ORLANDO, Fla.: After years of pressure, SeaWorld made a surprise announcement on Thursday: It no longer breeds killer whales in captivity and will soon stop making them leap from their pools or splash audiences on command.
Surrendering finally to a profound shift in how people feel about using animals for entertainment, the SeaWorld theme parks have joined a growing list of industries dropping live animal tricks. Ringling Bros. and Barnum & Bailey Circus is retiring all of its touring elephants in May. Once-popular animal shows in Las Vegas have virtually disappeared.
“Society’s attitude toward these very, very large, majestic animals under human care has shifted for a variety of reasons, whether it’s a film, legislation, people’s comments on the Internet,” said SeaWorld Entertainment CEO Joel Manby. “It wasn’t worth fighting that. We needed to move where society was moving.”
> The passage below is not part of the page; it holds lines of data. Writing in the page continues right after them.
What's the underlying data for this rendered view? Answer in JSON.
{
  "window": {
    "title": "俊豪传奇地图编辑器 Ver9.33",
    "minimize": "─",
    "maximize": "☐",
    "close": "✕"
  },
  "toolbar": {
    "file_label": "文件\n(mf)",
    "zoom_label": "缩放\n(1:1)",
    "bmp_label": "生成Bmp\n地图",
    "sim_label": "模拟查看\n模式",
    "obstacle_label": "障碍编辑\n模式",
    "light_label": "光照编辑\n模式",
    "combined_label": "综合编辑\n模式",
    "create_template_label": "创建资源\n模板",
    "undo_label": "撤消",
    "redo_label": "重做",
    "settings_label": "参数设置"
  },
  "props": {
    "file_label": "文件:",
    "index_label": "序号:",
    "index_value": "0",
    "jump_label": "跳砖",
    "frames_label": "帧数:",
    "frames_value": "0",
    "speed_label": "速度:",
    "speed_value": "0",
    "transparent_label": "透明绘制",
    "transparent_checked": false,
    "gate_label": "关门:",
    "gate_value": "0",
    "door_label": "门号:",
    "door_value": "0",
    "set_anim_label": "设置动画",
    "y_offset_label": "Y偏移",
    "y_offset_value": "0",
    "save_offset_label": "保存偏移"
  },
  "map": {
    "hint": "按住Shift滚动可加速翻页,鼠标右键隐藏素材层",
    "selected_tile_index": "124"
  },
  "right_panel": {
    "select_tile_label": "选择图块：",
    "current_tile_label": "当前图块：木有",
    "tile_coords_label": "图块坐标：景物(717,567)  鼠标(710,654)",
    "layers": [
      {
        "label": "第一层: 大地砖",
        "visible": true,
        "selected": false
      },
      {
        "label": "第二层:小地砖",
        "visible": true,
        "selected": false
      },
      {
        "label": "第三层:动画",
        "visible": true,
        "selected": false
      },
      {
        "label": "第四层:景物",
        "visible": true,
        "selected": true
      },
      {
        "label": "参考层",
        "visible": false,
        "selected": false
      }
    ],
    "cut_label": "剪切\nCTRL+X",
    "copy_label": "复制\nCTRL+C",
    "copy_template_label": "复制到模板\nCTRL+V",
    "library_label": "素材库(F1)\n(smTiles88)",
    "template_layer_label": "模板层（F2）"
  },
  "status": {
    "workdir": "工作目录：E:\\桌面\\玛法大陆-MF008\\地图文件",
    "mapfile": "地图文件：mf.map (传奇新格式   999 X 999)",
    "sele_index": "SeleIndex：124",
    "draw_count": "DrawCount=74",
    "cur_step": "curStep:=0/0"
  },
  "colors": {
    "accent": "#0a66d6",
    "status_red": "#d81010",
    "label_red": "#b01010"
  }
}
SeaWorld’s 29 killer whales will remain in captivity, but in “new, inspiring natural orca encounters,” according to the company. SeaWorld’s orcas range in age from 1 to 51 years old, so some could remain on display for decades.
Attendance at SeaWorld’s parks declined after the 2013 release of Blackfish, a highly critical documentary.
SeaWorld brought in a new leader with more experience in regional theme parks than zoos and aquariums. Manby was hired as SeaWorld CEO last March 19 after running Dollywood and other musically themed parks. He said Thursday that he brought a “fresh perspective” to the killer whale quandary, and soon realized that “society is shifting here.”
Orcas have been a centerpiece of the SeaWorld parks since shows at the Shamu stadium in San Diego became the main draw in the 1970s. But criticism has steadily increased in the decades since and then became sharper after an orca named Tilikum battered and drowned trainer Dawn Brancheau after a “Dine with Shamu” show in Orlando in 2010.
Her death was highlighted in Blackfish, and it wasn’t the first for Tilikum. The whale also killed an animal trainer and a trespasser in the 1990s.
Blackfish director Gabriela Cowperthwaite said she applauds SeaWorld’s decision, “but mostly I applaud the public for recalibrating how they feel ethically about orcas in captivity.”
The new orca shows will begin next year at the San Diego park, before expanding to its San Antonio park and then to Orlando in 2019, Manby said.
What about shows involving dolphins and other marine mammals?
“Stay tuned on that,” Manby said.
SeaWorld has not only discontinued breeding orcas through artificial insemination; it also feeds the whales birth control medication, Manby said.